Kronberg. – „Kommst du mit?“, frage ich meinen Mann an einem Sonntag ohne Termine und private Verpflichtungen. „Lass uns ein wenig an die frische Luft gehen, das bunte Laub da draußen genießen.“ Wenig später parken wir das Auto in einer kleinen Straße von Kronberg, überlegen uns, ob wir bis Kronthal hinunterlaufen oder nur eine kleine Runde drehen. Da spricht uns eine Dame, die gerade ihr Auto abschließt, an: „Sie wollen sicher auch zur Lesung. Kommen Sie einfach mit mir, dann müssen Sie nicht den langen Weg um die Burg herum gehen.“ Wir schauen uns an, nicken und folgen den raschen Schritten der freundlichen Dame, die ein Tor aufschließt und einen kurzen Weg über nasses Laub nimmt, bis wir im Burghof landen, wo sie von vielen Händen begrüßt wird. „Wenn Sie zur Kasse hinuntergehen und sich einen Goldtaler holen, gibt‘s einen Tee und nette Kleinigkeiten, bevor gelesen wird. Am besten belegen Sie gleich Plätze im Saal, denn der Andrang wird groß sein.“
Bald dampft der Tee im Glas, leckere Schnittchen passen wunderbar dazu. Dann betreten wir den wunderschön renovierten Raum in der Burg Kronberg. Gedämpftes Gemurmel von Damen, auch einzelnen Herren, die auf den Beginn der Lesung von Kalevala, dem finnischen Nationalepos, warten, angekündigt in deutscher und finnischer Sprache. Es ist Buchmessezeit, das Gastland: Finnland. Kurzgeschichten und zwei Romane von Sofi Oksanen, der Starautorin Finnlands, habe ich bereits gelesen; aber Kalevala fehlt mir noch. Als hätte das jemand geahnt und wunderbar diesen Nachmittag eingefädelt.

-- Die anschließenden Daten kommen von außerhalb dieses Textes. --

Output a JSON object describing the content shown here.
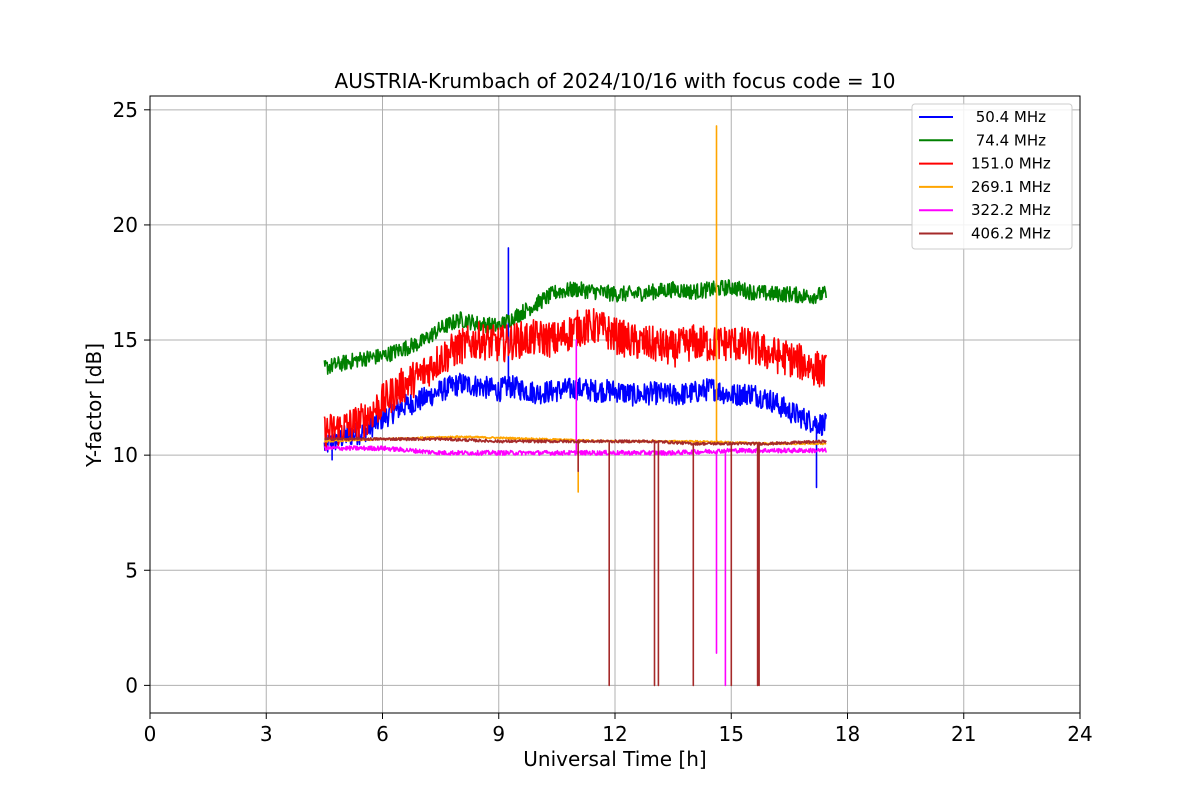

Nach einer Klaviersonate von Sibelius geht es los: die Sage von der Erschaffung der Welt mit der Trennung von Himmel und Erde, Sonne und Mond, Wolken und Sternen. Ich schließe die Augen, höre die Wellen an die Klippen rauschen, folge der Hauptperson über die kahle Insel. Finnische Musik und finnische Laute, die rau, kehlig und sehr rhythmisch daherkommen, malen eine Welt von Naturgewalten und der Macht der Musik. Von Wesen, die die Hauptfigur in allen Krisen nicht allein lassen. Sodass die Sage Kalevala so endet: ‚Väinämöinen fühlte, wie eine Last von ihm abfiel. Es ist gut, dass ich nicht allein bin, dachte er. Dann steuerte er sein Schiff in den Sonnenuntergang.’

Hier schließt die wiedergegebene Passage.